(p or q) => add edge (~p => q), (~q => p)
(p) = (p or p)
(p xor q) = (~p or ~q) and (p or q)
At least 1 of (p, q) is true: (p or q)
At least 2 of (p, q) is true: (p and q)
At least 1 of (p, q, r) is true: (p or q or r) => Not a CNF.
At least 2 of (p, q, r) is true: (p or q) and (q or r) and (p or r)
At least 3 of (p, q, r) is true: (p and q and r)
After tarjan scc,
* No solution if any p has belong[p] = belong[~p].
* p is true if belong[p] < belong[~p], i.e., topo(p) > topo(~p).
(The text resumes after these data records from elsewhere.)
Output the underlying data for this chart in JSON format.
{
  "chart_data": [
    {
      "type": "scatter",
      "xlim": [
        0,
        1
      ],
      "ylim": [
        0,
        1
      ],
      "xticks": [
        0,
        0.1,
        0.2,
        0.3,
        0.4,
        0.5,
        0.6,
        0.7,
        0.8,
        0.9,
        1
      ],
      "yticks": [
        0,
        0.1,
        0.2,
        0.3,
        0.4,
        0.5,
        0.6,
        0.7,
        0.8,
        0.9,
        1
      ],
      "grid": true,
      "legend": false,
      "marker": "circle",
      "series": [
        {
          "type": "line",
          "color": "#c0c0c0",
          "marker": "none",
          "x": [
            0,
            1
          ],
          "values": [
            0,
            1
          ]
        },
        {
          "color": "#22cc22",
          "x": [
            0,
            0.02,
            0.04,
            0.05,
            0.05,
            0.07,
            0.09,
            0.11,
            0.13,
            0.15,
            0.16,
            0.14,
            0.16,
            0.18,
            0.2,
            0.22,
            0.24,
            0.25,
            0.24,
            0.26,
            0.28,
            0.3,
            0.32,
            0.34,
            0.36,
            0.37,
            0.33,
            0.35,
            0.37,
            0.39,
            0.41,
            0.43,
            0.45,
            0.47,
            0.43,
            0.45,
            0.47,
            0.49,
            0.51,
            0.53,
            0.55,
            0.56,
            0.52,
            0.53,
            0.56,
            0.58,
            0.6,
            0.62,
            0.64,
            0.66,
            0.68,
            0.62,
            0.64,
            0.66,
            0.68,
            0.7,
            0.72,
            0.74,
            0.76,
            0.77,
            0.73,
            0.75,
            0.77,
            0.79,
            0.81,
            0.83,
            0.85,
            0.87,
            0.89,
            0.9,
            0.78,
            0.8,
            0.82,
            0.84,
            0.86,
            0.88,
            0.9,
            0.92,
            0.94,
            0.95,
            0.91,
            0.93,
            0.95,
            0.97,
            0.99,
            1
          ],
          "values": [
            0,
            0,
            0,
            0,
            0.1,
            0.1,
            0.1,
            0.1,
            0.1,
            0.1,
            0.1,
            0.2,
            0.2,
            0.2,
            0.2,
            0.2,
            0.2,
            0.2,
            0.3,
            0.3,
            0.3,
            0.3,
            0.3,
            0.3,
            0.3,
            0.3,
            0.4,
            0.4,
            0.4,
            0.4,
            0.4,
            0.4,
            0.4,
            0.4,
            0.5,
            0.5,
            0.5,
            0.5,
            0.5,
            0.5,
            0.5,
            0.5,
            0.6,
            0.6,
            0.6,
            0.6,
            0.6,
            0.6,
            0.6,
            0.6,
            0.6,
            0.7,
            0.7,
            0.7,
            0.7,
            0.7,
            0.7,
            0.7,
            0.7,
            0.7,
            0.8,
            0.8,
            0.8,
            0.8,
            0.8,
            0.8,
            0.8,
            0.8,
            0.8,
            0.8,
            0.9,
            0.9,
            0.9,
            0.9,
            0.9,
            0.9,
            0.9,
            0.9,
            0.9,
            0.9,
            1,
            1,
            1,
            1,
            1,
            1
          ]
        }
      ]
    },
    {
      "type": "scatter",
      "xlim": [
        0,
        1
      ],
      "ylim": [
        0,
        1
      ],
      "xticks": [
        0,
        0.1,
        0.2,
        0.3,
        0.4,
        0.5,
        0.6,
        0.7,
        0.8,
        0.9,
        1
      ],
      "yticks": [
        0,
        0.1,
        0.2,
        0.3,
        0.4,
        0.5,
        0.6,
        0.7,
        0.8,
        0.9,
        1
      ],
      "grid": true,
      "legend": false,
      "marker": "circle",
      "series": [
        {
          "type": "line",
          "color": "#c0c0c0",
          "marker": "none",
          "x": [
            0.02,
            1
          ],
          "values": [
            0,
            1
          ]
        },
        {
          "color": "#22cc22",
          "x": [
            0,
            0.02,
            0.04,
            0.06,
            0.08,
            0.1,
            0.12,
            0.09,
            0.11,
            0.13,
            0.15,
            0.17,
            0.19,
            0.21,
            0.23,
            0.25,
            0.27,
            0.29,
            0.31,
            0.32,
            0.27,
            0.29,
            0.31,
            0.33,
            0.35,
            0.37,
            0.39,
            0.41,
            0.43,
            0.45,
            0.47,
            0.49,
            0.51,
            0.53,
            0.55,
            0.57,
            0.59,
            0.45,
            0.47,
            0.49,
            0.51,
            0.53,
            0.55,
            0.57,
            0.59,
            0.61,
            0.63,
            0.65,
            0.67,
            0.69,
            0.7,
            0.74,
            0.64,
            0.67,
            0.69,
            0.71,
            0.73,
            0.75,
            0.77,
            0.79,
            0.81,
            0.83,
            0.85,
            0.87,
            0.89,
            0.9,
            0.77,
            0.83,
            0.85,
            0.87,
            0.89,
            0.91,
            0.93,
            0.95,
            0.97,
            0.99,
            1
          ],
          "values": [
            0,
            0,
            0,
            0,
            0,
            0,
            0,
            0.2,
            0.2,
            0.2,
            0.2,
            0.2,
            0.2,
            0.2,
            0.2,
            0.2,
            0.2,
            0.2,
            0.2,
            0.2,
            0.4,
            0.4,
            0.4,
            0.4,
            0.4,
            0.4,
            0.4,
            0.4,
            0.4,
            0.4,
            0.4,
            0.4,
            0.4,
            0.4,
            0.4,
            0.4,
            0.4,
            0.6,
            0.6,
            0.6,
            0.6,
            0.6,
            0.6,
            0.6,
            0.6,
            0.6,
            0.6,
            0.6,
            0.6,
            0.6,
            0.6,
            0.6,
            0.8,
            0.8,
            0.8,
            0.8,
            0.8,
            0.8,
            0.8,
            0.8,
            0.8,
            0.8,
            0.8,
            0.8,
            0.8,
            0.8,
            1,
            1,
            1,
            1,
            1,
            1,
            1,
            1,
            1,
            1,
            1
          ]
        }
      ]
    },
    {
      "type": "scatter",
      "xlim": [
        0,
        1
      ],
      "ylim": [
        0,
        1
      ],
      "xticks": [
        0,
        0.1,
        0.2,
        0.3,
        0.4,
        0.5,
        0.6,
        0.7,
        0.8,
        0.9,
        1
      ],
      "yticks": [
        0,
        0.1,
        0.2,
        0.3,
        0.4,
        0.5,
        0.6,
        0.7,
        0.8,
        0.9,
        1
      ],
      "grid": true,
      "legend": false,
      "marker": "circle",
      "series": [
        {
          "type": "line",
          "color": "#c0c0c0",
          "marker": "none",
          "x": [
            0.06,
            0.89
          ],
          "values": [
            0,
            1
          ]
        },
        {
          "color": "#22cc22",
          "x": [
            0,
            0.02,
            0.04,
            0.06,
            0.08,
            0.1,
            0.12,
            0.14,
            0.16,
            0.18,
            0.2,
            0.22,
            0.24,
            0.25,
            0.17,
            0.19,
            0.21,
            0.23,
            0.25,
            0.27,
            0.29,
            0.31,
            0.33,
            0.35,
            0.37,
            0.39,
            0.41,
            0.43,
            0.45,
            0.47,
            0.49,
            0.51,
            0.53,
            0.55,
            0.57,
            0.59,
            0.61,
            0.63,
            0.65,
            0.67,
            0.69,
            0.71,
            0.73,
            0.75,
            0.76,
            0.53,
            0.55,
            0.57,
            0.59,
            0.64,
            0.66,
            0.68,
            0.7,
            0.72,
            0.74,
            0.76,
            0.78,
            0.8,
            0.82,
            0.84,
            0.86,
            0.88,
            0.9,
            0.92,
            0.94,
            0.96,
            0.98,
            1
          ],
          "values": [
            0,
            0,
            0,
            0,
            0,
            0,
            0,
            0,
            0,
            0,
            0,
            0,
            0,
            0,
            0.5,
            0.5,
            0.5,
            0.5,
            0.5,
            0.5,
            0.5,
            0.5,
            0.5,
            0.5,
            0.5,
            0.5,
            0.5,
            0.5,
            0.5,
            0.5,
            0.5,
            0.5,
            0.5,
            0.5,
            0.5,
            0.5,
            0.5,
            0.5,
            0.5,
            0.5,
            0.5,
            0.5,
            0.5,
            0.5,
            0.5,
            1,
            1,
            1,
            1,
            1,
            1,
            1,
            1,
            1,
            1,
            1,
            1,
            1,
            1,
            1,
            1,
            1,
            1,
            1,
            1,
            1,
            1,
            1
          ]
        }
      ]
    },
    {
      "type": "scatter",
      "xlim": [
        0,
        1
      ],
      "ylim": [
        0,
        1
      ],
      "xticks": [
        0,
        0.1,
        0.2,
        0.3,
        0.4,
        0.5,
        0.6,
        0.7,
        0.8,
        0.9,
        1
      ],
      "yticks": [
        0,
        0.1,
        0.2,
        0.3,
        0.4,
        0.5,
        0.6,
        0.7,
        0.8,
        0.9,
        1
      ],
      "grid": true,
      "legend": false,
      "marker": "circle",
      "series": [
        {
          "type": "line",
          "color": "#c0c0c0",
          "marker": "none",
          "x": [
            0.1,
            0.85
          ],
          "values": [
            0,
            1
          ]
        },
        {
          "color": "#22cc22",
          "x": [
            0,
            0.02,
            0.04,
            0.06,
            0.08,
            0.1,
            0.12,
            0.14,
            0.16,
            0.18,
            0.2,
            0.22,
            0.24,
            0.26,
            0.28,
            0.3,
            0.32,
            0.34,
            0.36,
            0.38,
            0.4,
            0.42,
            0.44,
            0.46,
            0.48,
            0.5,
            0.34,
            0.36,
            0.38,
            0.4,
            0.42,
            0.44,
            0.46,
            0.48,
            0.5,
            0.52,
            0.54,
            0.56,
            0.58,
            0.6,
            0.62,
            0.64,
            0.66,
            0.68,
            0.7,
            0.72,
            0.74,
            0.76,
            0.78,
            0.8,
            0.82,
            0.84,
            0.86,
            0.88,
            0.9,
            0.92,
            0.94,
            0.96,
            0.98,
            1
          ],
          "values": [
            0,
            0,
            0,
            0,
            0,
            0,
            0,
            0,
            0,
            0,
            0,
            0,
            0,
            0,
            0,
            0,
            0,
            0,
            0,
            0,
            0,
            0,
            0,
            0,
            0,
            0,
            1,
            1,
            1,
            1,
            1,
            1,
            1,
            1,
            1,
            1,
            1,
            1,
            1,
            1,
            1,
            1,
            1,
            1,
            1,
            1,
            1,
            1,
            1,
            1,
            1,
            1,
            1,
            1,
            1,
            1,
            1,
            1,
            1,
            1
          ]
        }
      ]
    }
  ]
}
If we get a truth table, we can construct the CNF.
p q eval
- - F
- + T
+ - F
+ + T
We ban all the entries that are F. The DNF of banned entries is
(~p and ~q) or (p and ~q)
Negate the DNF and we get CNF of the T entries:
(p or q) and (~p or q)
let mut add_clause = |p: usize, q: usize| {
adj[p ^ 1].push(q);
adj[q ^ 1].push(p);
};
// Check contradiction
let ok = (0..n).all(|i| belong[2 * i] != belong[2 * i ^ 1]);
// Solution
for i in 0..n {
let pos_i = 2 * i;
if belong[pos_i] < belong[pos_i ^ 1] {
// i is positive
} else {
// i is negative
}
}